Но бывает и по-другому. Иногда человек болеет долго, и если он тогда окружен любовью, заботой — умирать легко, хотя больно (я об этом тоже скажу). Но очень страшно, когда человек окружен людьми, которые только и ждут, как бы он умер: мол, пока он болеет, мы пленники его болезни, мы не можем отойти от его койки не можем вернуться к своей жизни, не можем радоваться своим радостям; он, как темная туча, висит над нами; как бы он умер поскорее… И умирающий это чувствует. Это может длиться месяцами. Родные приходят и холодно спрашивают: “Ну как тебе? ничего? тебе что-нибудь нужно? ничего не нужно? ладно; ты знаешь, у меня свои дела, я еще вернусь к тебе”. И даже если голос не звучит жестоко, человек знает, что его посетили, только потому что надо было посетить, но что его смерти ждут с нетерпением.
А иногда бывает иначе. Человек умирает, умирает долго, но он любим, он дорог; и сам тоже готов пожертвовать счастьем пребывания с любимым человеком, потому что это может дать радость или помощь кому-то другому. Я позволю себе сейчас сказать нечто личное о себе.
Моя мать в течение трех лет умирала от рака; я за ней ходил. Мы были очень близки, дороги друг другу. Но у меня была своя работа, — я был единственным священником лондонского прихода, и кроме того раз в месяц должен был ездить в Париж на собрания Епархиального совета. У меня не было денег позвонить по телефону, поэтому я возвращался, думая: найду я мать живой или нет?.. Она была жива, — какая радость! какая встреча! .. Постепенно она стала угасать. Бывали моменты, когда она позвонит в звонок, я приду, и она мне скажет: “Мне тоскливо без тебя, побудем вместе”. А бывали моменты, когда мне самому было невмоготу. Я поднимался к ней, оставляя свои дела, и говорил: “Мне больно без тебя”. И она меня утешала о своем умирании и своей смерти. И так постепенно мы вместе уходили в вечность, потому что когда она умерла, она с собой унесла всю мою любовь к ней, все то, что между нами было. А было между нами так много!. Мы прожили почти всю жизнь вместе, только первые годы эмиграции жили врозь, потому что негде было жить вместе. Но потом мы жили вместе, и она меня знала глубоко. И как-то она мне сказала: “Как странно: чем больше я тебя знаю, тем меньше я могла бы о тебе сказать, потому что каждое слово, которое я о тебе сказала бы, надо было бы исправлять какими-нибудь дополнительными чертами”. Да, мы дошли до момента, когда знали друг друга так глубоко, что сказать друг о друге ничего не могли, а приобщиться к жизни, к умиранию и к смерти — могли.
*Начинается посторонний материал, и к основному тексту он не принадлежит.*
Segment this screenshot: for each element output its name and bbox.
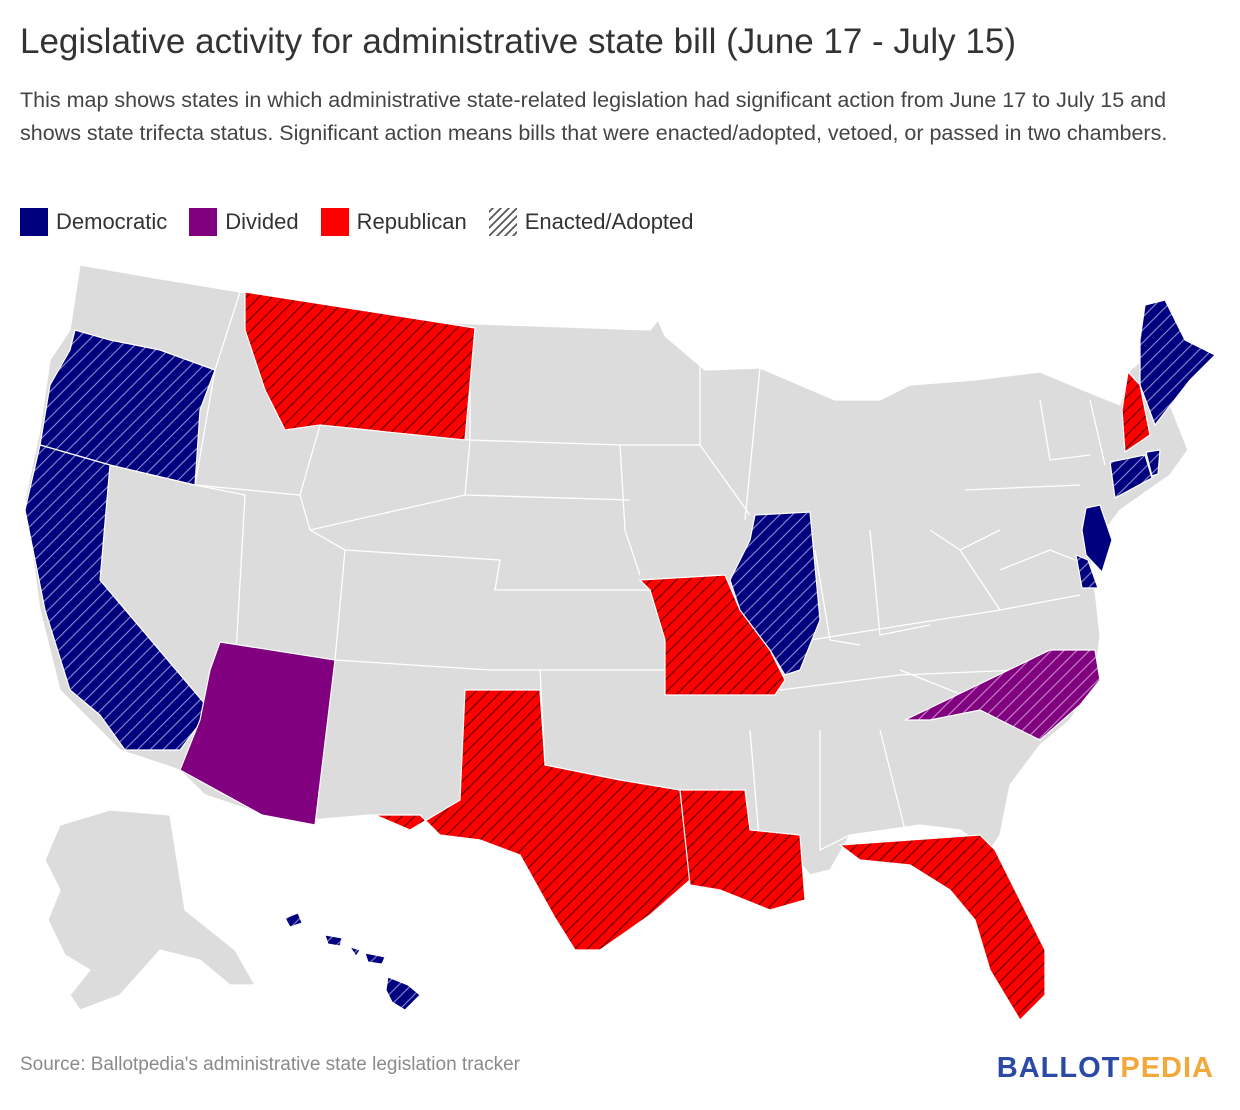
state-connecticut [1109,454,1153,499]
state-louisiana [679,789,806,911]
state-alaska [44,809,257,1011]
legend-label: Democratic [56,209,168,234]
state-florida [838,834,1046,1021]
state-arizona [179,641,336,826]
map-description: This map shows states in which administr… [20,88,1168,145]
state-delaware [1075,554,1099,589]
us-map [24,264,1217,1021]
legend-label: Republican [356,209,467,234]
legend-label: Divided [225,209,299,234]
legend-item-republican: Republican [320,208,467,236]
state-hawaii [284,912,421,1011]
state-maine [1139,299,1217,427]
state-montana [244,291,476,441]
state-texas [374,689,691,951]
state-new-hampshire [1121,370,1151,454]
legend-item-enacted: Enacted/Adopted [488,208,694,236]
state-north-carolina [904,649,1101,741]
legend-swatch-divided [189,208,218,236]
logo-part: PEDIA [1120,1052,1214,1084]
legend-label: Enacted/Adopted [524,209,694,234]
ballotpedia-logo: BALLOTPEDIA [997,1052,1214,1085]
state-california [24,444,211,751]
state-rhode-island [1145,449,1161,477]
state-illinois [729,511,821,676]
logo-part: BALLOT [996,1052,1121,1084]
legend-item-democratic: Democratic [20,208,167,236]
legend-swatch-republican [320,208,349,236]
legend: Democratic Divided Republican Enacted/Ad… [20,208,716,236]
state-missouri [638,574,786,696]
page-title: Legislative activity for administrative … [20,22,1016,61]
legend-swatch-hatched [488,208,517,236]
legend-swatch-democratic [20,208,48,236]
state-new-jersey [1081,504,1113,574]
state-oregon [39,329,216,486]
source-note: Source: Ballotpedia's administrative sta… [20,1054,520,1075]
legend-item-divided: Divided [189,208,299,236]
И вот мы должны помнить, что каждый умирающий в таком положении, когда какая бы то ни была черствость, безразличие или желание “наконец бы это кончилось” — невыносимы. Человек это чувствует, знает, и мы должны научиться преодолевать в себе все темные, мрачные, скверные чувства и, забывая о себе, глубоко задумываться, вглядываться, вживаться в другого человека. И тогда смерть делается победой: О смерть, где твое жало?! О смерть, где твоя победа? Воскрес Христос, и мертвецов ни один во гробе…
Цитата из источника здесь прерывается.